The peak method stays within 3% of the true CNR for most shapes from CNR=5
upward. The main exception is flat-topped profiles, where the spectral
low-pass filter rounds off the flat peak (up to 7% positive bias at CNR=3,
7% negative at CNR=100). The generalized Gaussian fit is accurate when the
signal is in the model family but introduces 6--16% positive bias on shapes
outside it (Gaussian mixture, Lorentzian). The matched filter tracks the true
CNR to within 2% when the template matches the signal shape.

### Profile length

Shorter profiles reduce accuracy slightly. At N=128 (peak method, Gaussian
signal), the estimator shows 6--8% negative bias at high CNR because the
Welch PSD has fewer segments for knee detection.

| N | CNR=5 | CNR=20 | CNR=100 |
| ------- | --------- | --------- | --------- |
| 128 | 1.03 | 0.94 | 0.93 |
| 256 | 1.03 | 1.00 | 1.00 |
| 512 | 1.01 | 1.01 | 1.00 |

### Precision

Trial-to-trial scatter (relative standard deviation) scales as roughly
1/sqrt(N): approximately 11% at N=128, 7% at N=256, and 5% at N=512 (peak
method, CNR=5). Providing a matched template reduces scatter at low CNR.

### Confidence intervals

The 95% confidence intervals contain the true value in 99--100% of trials
across all tested conditions. The intervals are conservative—wider than
the nominal 95%—because the chi-squared noise model overestimates
uncertainty.

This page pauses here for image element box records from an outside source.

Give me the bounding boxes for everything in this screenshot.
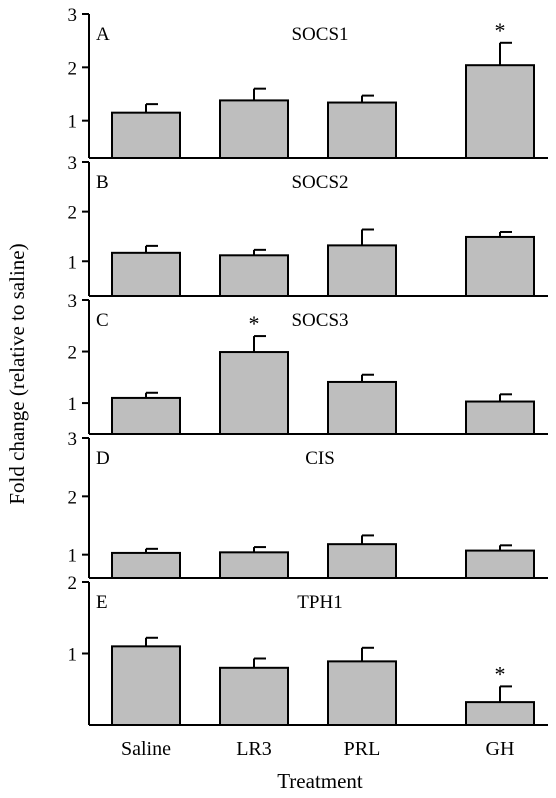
y-axis-label: Fold change (relative to saline) <box>5 243 29 504</box>
bar-gh <box>465 235 535 297</box>
panel-letter: B <box>96 172 109 193</box>
y-tick-label: 3 <box>68 5 78 26</box>
bar-saline <box>111 111 181 159</box>
panel-title: SOCS1 <box>291 24 348 45</box>
bar-lr3 <box>219 254 289 298</box>
bar-lr3 <box>219 351 289 435</box>
x-tick-labels: Saline LR3 PRL GH <box>121 738 514 760</box>
bar-lr3 <box>219 551 289 579</box>
y-tick-label: 3 <box>68 291 78 312</box>
significance-marker: * <box>249 311 260 336</box>
x-axis-label: Treatment <box>277 769 363 793</box>
bar-saline <box>111 396 181 435</box>
bar-saline <box>111 251 181 297</box>
panel-title: SOCS2 <box>291 172 348 193</box>
panel-c: 1 2 3C SOCS3 * <box>68 291 548 436</box>
significance-marker: * <box>495 661 506 686</box>
panel-letter: E <box>96 592 108 613</box>
x-tick-label: LR3 <box>236 738 272 760</box>
y-tick-label: 2 <box>68 487 78 508</box>
panel-title: SOCS3 <box>291 310 348 331</box>
y-tick-label: 2 <box>68 203 78 224</box>
panel-title: TPH1 <box>297 592 342 613</box>
panel-b: 1 2 3B SOCS2 <box>68 153 548 298</box>
bar-gh <box>465 400 535 435</box>
y-tick-label: 2 <box>68 573 78 594</box>
bar-gh <box>465 549 535 579</box>
bar-prl <box>327 101 397 159</box>
bar-gh <box>465 64 535 159</box>
y-tick-label: 2 <box>68 58 78 79</box>
bar-lr3 <box>219 666 289 726</box>
panel-letter: C <box>96 310 109 331</box>
panel-d: 1 2 3D CIS <box>68 429 548 580</box>
bar-prl <box>327 380 397 436</box>
bar-prl <box>327 660 397 726</box>
x-tick-label: PRL <box>344 738 381 760</box>
panel-e: 1 2E TPH1 * <box>68 573 548 726</box>
panel-title: CIS <box>305 448 335 469</box>
bar-lr3 <box>219 99 289 159</box>
y-tick-label: 1 <box>68 252 78 273</box>
y-tick-label: 1 <box>68 645 78 666</box>
x-tick-label: Saline <box>121 738 171 760</box>
y-tick-label: 1 <box>68 546 78 567</box>
y-tick-label: 1 <box>68 394 78 415</box>
x-tick-label: GH <box>486 738 515 760</box>
bar-gh <box>465 701 535 726</box>
significance-marker: * <box>495 18 506 43</box>
y-tick-label: 3 <box>68 429 78 450</box>
bar-saline <box>111 645 181 726</box>
panel-letter: A <box>96 24 110 45</box>
y-tick-label: 2 <box>68 343 78 364</box>
y-tick-label: 1 <box>68 112 78 133</box>
bar-prl <box>327 543 397 580</box>
bar-saline <box>111 551 181 580</box>
bar-prl <box>327 244 397 297</box>
panel-letter: D <box>96 448 110 469</box>
y-tick-label: 3 <box>68 153 78 174</box>
panel-a: 1 2 3A SOCS1 * <box>68 5 548 159</box>
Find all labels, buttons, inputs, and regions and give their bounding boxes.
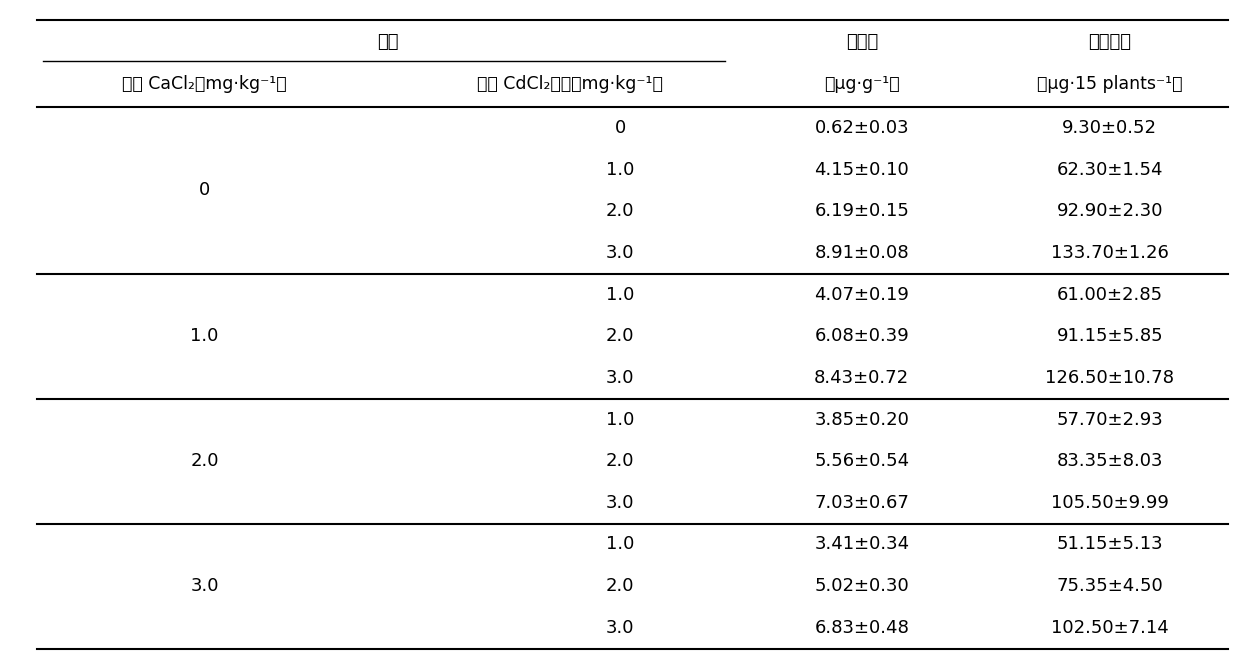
Text: 3.85±0.20: 3.85±0.20: [815, 411, 909, 428]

This means the intervals are reliable but not tight.

## Background

The spectral decomposition approach used here originated in a study of noise
effects on diffusion coefficient estimation in chemical transport imaging:

> J. J. Thiebes, E. M. Grumstrup, J. Chem. Phys. **160**, 124201 (2024).
> [doi:10.1063/5.0190347](https://doi.org/10.1063/5.0190347)

The implementation in this package has evolved from the method described in
that paper—the PSD estimation, knee detection, and confidence interval
machinery differ from the original.

Support for non-Gaussian profiles was motivated by work on excess kurtosis
in exciton transport:

> E. Arévalo Rodríguez, M. Meléndez, J. Cuadra, F. Prins, J. Phys. Chem. Lett.
> **17**, 2479--2484 (2026). [doi:10.1021/acs.jpclett.5c03961](https://doi.org/10.1021/acs.jpclett.5c03961)

## Acknowledgments

Thanks to Ferry Prins and Enrique Arévalo Rodríguez for discussions on
non-Gaussian transport profiles that informed the design of this package.